Mi sono messo al lavoro ma sia oggi che ieri non sono riuscito a
chiudere su un articolo per la nostra home page essendo la questione
veramente complessa e difficile da trattare.
Da un lato appare evidente che se Google comincia a controllare tutto
come pretendono le molte teste di uovo che parlano e parlano, ministro
Fioroni compreso, perde quella freschezza e quela libertà che farebbe
immediatamente perdere forza a Google stesso o a chiunque altro
adottasse una simile logica.
Dall'altro la totale irresponsabilità p contraria alla responsabilità
giuridica.
Ma è questo il caso della nostra storia?
Francamente direi di no.
La rete è piena di situazioni del genere.
Quando Google ha acquistato YouTube, immediatamente tanta gente ha
deciso di fare cause e di chiedere soldi.
Il problema, però, è che benchè la libertà comporta dei problemi
niente è più impagabile della stessa e non dovrebbe essere un
problema fare censua a posteriore come per i pedofili o per il video
che sta dietro.
Come farebbe Google o chi per lui a controllare tutto il traffico,
scritto, audio e video?
Solo un pazzo che non sa cosa è la rete può pensare questo.
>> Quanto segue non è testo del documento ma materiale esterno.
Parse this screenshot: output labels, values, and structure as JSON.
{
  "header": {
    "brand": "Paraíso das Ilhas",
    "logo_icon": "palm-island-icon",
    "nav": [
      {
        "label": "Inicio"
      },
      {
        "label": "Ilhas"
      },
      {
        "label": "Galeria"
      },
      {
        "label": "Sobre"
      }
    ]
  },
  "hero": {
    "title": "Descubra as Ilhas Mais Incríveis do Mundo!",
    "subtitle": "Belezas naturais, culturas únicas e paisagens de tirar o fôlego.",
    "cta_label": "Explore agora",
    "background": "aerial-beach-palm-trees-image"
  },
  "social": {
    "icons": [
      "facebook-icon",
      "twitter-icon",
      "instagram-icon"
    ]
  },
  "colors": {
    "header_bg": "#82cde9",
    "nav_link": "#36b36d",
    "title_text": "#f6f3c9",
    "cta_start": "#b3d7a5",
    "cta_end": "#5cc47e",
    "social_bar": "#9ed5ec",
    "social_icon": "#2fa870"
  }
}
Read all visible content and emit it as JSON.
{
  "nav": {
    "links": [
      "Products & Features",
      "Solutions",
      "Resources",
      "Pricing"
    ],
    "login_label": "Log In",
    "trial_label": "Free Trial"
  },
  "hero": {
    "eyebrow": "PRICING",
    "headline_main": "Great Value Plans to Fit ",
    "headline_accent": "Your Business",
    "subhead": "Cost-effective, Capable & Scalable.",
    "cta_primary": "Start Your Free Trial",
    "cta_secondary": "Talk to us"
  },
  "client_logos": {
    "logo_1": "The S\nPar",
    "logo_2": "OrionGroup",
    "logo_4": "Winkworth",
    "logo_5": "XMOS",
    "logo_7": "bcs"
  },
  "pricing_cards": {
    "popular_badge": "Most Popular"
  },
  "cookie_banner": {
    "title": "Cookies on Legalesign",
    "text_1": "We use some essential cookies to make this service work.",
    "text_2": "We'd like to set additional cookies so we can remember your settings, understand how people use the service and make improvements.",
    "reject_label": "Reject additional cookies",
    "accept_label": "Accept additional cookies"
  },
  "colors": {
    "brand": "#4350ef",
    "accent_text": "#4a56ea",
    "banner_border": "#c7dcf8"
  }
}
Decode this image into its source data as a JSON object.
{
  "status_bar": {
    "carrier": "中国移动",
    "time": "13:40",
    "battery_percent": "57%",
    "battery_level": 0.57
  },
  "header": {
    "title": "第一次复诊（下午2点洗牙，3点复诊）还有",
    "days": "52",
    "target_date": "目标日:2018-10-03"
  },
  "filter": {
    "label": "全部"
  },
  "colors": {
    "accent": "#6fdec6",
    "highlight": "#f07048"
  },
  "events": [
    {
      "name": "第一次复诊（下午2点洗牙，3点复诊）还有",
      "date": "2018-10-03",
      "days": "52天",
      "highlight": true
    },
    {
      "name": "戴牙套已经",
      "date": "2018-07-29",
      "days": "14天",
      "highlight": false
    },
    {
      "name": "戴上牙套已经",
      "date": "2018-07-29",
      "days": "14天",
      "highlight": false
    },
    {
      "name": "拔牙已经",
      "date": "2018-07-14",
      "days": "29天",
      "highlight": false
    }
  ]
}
Un gionale è una cosa, la massa dei gruppi, dei video dei blog e dei
podcasting è tale che nessun programma automatico potrebbe
controllarli e d'altra parte se per controllarli si dovese pensare ad
un lavoro umano allora vuol dire che la pazzia di chi dice queste cose
è snza limiti e direi anche l'ignoranza.
Significherebbe solo che per colpire qualche devianza si colpiscono
tutti, noi, quelli come noi, in un parola il nuovo in questo assurdo
mondo.
Sono, pertanto, portato a pensare che si tratti di un nuovo e violento
attacco alla Net Neutrality e che come spesso succede per togliere di
mezzo l'acqua sporca bisogna uccidere il bambino.